On the other hand, the expectations that operators active on the TTF have about what will happen in the future are fundamental. If traders expect supply to be low compared to expected demand in the coming months, then the price will rise; conversely, if they expect the supply to be relatively abundant. The characteristic feature of the financial markets is that the "objective" probability of realization of the various scenarios is not as relevant as the "subjective" probability attributed to them by the various operators. In other words, it is not relevant that an event is "objectively" probable, but rather that it is believed to be so by most operators.
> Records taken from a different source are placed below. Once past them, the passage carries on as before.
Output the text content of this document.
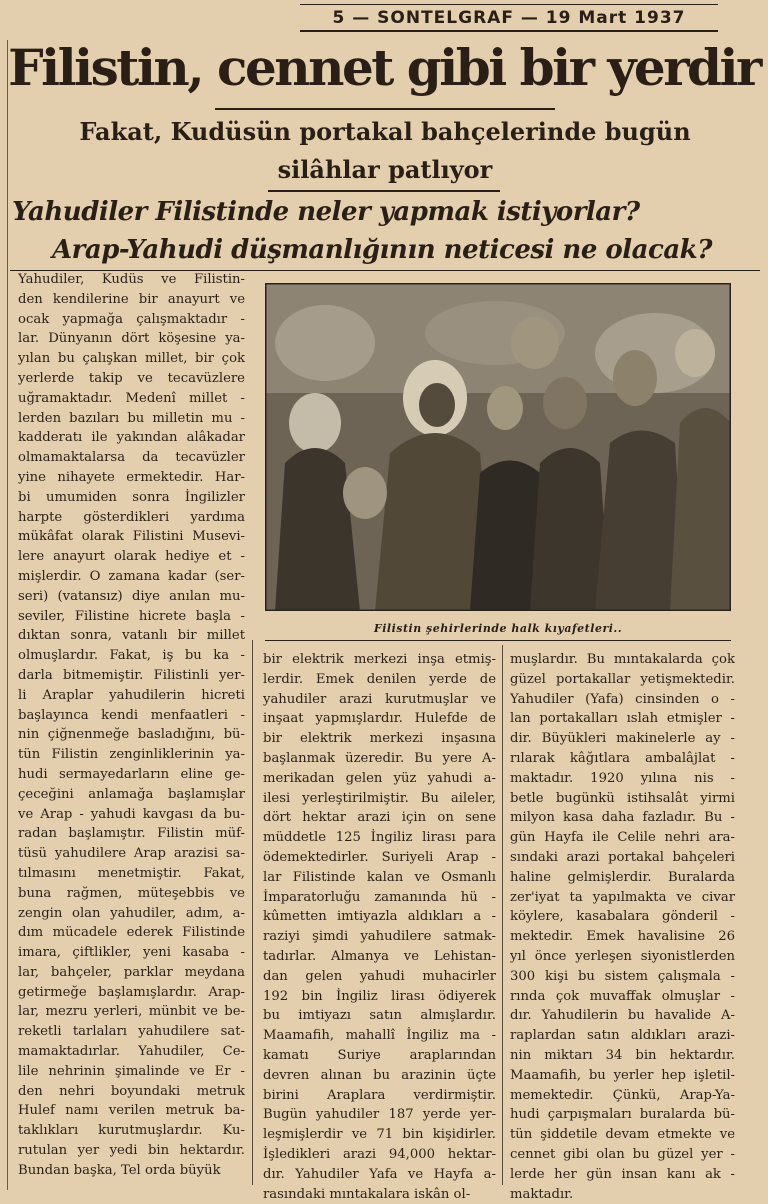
5 — SONTELGRAF — 19 Mart 1937
Filistin, cennet gibi bir yerdir
Fakat, Kudüsün portakal bahçelerinde bugün
silâhlar patlıyor
Yahudiler Filistinde neler yapmak istiyorlar?
Arap-Yahudi düşmanlığının neticesi ne olacak?
Yahudiler, Kudüs ve Filistin-
den kendilerine bir anayurt ve
ocak yapmağa çalışmaktadır -
lar. Dünyanın dört köşesine ya-
yılan bu çalışkan millet, bir çok
yerlerde takip ve tecavüzlere
uğramaktadır. Medenî millet -
lerden bazıları bu milletin mu -
kadderatı ile yakından alâkadar
olmamaktalarsa da tecavüzler
yine nihayete ermektedir. Har-
bi umumiden sonra İngilizler
harpte gösterdikleri yardıma
mükâfat olarak Filistini Musevi-
lere anayurt olarak hediye et -
mişlerdir. O zamana kadar (ser-
seri) (vatansız) diye anılan mu-
seviler, Filistine hicrete başla -
dıktan sonra, vatanlı bir millet
olmuşlardır. Fakat, iş bu ka -
darla bitmemiştir. Filistinli yer-
li Araplar yahudilerin hicreti
başlayınca kendi menfaatleri -
nin çiğnenmeğe basladığını, bü-
tün Filistin zenginliklerinin ya-
hudi sermayedarların eline ge-
çeceğini anlamağa başlamışlar
ve Arap - yahudi kavgası da bu-
radan başlamıştır. Filistin müf-
tüsü yahudilere Arap arazisi sa-
tılmasını menetmiştir. Fakat,
buna rağmen, müteşebbis ve
zengin olan yahudiler, adım, a-
dım mücadele ederek Filistinde
imara, çiftlikler, yeni kasaba -
lar, bahçeler, parklar meydana
getirmeğe başlamışlardır. Arap-
lar, mezru yerleri, münbit ve be-
reketli tarlaları yahudilere sat-
mamaktadırlar. Yahudiler, Ce-
lile nehrinin şimalinde ve Er -
den nehri boyundaki metruk
Hulef namı verilen metruk ba-
taklıkları kurutmuşlardır. Ku-
rutulan yer yedi bin hektardır.
Bundan başka, Tel orda büyük
Filistin şehirlerinde halk kıyafetleri..
bir elektrik merkezi inşa etmiş-
lerdir. Emek denilen yerde de
yahudiler arazi kurutmuşlar ve
inşaat yapmışlardır. Hulefde de
bir elektrik merkezi inşasına
başlanmak üzeredir. Bu yere A-
merikadan gelen yüz yahudi a-
ilesi yerleştirilmiştir. Bu aileler,
dört hektar arazi için on sene
müddetle 125 İngiliz lirası para
ödemektedirler. Suriyeli Arap -
lar Filistinde kalan ve Osmanlı
İmparatorluğu zamanında hü -
kûmetten imtiyazla aldıkları a -
raziyi şimdi yahudilere satmak-
tadırlar. Almanya ve Lehistan-
dan gelen yahudi muhacirler
192 bin İngiliz lirası ödiyerek
bu imtiyazı satın almışlardır.
Maamafih, mahallî İngiliz ma -
kamatı Suriye araplarından
devren alınan bu arazinin üçte
birini Araplara verdirmiştir.
Bugün yahudiler 187 yerde yer-
leşmişlerdir ve 71 bin kişidirler.
İşledikleri arazi 94,000 hektar-
dır. Yahudiler Yafa ve Hayfa a-
rasındaki mıntakalara iskân ol-
muşlardır. Bu mıntakalarda çok
güzel portakallar yetişmektedir.
Yahudiler (Yafa) cinsinden o -
lan portakalları ıslah etmişler -
dir. Büyükleri makinelerle ay -
rılarak kâğıtlara ambalâjlat -
maktadır. 1920 yılına nis -
betle bugünkü istihsalât yirmi
milyon kasa daha fazladır. Bu -
gün Hayfa ile Celile nehri ara-
sındaki arazi portakal bahçeleri
haline gelmişlerdir. Buralarda
zer'iyat ta yapılmakta ve civar
köylere, kasabalara gönderil -
mektedir. Emek havalisine 26
yıl önce yerleşen siyonistlerden
300 kişi bu sistem çalışmala -
rında çok muvaffak olmuşlar -
dır. Yahudilerin bu havalide A-
raplardan satın aldıkları arazi-
nin miktarı 34 bin hektardır.
Maamafih, bu yerler hep işletil-
memektedir. Çünkü, Arap-Ya-
hudi çarpışmaları buralarda bü-
tün şiddetile devam etmekte ve
cennet gibi olan bu güzel yer -
lerde her gün insan kanı ak -
maktadır.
These characteristics have two important consequences:

  1. the more volatile the "beliefs" of the operators, the more the market presents prices;
  2. the more sensitive the "beliefs" are to public information, the more the market can be manipulated to steer prices in the desired direction.

In the specific case of the TTF, the history of the quotations of futures at different maturities indicates a strong volatility of "beliefs" and their high sensitivity to public information. It is reasonable to expect that there have been and may be information actions aimed at changing "beliefs" and consequently prices.
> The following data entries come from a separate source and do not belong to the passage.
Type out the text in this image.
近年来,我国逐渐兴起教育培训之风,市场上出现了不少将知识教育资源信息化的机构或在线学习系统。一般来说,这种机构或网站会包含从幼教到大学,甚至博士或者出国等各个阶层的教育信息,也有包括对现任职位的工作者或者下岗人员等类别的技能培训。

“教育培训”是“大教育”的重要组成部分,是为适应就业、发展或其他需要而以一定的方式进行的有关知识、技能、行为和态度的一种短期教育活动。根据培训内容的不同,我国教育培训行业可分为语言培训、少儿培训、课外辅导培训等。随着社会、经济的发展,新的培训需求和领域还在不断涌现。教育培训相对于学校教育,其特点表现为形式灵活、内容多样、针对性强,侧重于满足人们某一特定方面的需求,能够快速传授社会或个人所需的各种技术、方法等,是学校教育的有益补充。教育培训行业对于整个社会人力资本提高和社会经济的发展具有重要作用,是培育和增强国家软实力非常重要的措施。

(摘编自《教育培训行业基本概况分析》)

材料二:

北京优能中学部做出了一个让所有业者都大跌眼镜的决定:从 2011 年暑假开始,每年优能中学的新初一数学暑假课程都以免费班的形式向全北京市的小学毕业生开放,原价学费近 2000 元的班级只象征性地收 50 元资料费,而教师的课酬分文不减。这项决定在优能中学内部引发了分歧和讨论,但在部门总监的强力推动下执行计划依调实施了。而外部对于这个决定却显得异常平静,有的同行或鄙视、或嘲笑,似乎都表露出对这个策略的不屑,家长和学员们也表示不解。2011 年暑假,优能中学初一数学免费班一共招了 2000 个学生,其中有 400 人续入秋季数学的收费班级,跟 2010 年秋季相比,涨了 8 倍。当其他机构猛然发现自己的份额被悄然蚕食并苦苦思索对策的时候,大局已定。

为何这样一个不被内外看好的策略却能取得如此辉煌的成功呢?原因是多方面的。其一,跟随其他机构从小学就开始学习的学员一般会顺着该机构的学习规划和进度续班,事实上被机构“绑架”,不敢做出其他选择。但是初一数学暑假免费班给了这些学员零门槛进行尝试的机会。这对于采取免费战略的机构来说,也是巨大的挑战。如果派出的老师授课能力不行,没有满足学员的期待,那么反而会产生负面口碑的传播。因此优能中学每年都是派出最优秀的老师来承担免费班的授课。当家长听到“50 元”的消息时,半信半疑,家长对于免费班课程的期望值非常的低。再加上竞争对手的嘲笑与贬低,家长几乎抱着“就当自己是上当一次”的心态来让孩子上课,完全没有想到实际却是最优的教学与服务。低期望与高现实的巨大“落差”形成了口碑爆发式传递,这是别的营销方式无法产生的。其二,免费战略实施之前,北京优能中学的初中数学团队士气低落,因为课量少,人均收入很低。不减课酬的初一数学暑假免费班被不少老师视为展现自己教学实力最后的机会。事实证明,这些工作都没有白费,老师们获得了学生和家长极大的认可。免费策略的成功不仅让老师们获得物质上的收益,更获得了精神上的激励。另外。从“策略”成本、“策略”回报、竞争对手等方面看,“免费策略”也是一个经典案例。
The graph presented here shows the future gas prices at the TFF of the last year and a half for deliveries at 1, 6, 12 and 18 months following the current month. By analyzing these data it is possible to derive the "beliefs" that have guided the operators over the last two years. The graph also shows some periods in which a "belief" seems to have prevailed. Sometimes this "belief" had a foundation based on objective data; at other times, it has developed from declarations of intent.

Gas prices at TTF

A qualitative analysis

At a qualitative level, it is possible to identify many periods in which the price at the FTT fluctuated greatly against information that did not necessarily concern short-term conditions in the European gas market, but possible future developments.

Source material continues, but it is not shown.